Here’s a tip: The things that are good for you are the ones that won’t make you feel deprived when you go without. 
When I first started bodybuilding, my family was not about to eat like me. As a teenager I walked straight past my family’s pizza, enchiladas, fried chicken, ice cream, and other junk night after night. But those foods didn’t tempt me. Why? Because I refused to see them. They didn’t tempt me because I had a vision of the kind of person I wanted to be. And junk food was not part of that vision. I refused to accept the lie that you’re deprived if you don’t eat crap. And instead of feeling sorry for myself, I felt sorry for everyone else
I still do. I feel sorry for those who are addicted to crap. They are not Giadas. Giada is not addicted. Giada does not feel deprived. 
Ignore Like a Boss
To get yourself unaddicted you have to stop thinking that a little here or there works for you. That’s called rationalization, and it’s what is keeping you from freeing yourself. It’s what’s causing you to eat a little more, and a little more, and then a little more. And if you’re saving it for the weekend, it’s what’s making you feel deprived all week long until you can have it again.

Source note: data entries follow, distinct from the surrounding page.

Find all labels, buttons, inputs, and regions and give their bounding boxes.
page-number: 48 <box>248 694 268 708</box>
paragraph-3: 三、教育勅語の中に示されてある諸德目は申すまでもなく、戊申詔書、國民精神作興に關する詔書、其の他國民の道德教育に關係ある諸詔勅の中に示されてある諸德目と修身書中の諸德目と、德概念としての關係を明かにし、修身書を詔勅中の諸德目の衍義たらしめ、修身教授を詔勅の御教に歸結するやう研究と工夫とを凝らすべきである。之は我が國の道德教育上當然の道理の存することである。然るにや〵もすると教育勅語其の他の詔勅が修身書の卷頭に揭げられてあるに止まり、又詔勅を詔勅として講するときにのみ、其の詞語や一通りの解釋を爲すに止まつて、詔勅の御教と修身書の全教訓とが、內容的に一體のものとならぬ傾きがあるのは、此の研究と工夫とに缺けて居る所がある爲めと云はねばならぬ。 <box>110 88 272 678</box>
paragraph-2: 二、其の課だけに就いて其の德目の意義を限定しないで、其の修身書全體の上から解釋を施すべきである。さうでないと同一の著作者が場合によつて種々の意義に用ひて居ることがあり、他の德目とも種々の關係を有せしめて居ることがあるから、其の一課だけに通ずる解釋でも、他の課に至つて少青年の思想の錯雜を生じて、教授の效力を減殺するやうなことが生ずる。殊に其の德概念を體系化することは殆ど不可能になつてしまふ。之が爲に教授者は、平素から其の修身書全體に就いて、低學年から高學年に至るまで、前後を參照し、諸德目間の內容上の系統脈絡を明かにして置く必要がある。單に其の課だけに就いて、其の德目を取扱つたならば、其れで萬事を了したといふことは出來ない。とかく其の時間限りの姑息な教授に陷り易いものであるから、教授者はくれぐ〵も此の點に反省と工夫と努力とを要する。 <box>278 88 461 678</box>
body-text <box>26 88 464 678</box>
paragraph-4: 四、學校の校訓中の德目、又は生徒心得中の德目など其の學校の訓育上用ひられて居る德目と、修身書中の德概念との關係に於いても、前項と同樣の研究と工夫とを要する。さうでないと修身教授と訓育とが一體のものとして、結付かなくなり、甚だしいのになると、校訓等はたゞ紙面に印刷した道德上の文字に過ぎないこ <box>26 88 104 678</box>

Put your blinders on and stop seeing the junk. Ignore like a boss, as my husband once told me. That applies to everything -- critics, annoying coworkers, or anyone who wants to see you fail. That also applies to the crap food that surrounds you, and the Giadas who eat it in front of you. 
Grow some balls when it comes to your food. Are you letting weekend splurges control you? Are you letting office goodies hold you captive? Stop seeing the stuff that throws you off. Get focused.
If you’re not a Giada, realize the impact that crap food will have on you before you put it in your mouth. Prepare for that if you do put it in your mouth. And then move along. We can’t all be Giada, but we can avoid the Giada-effect.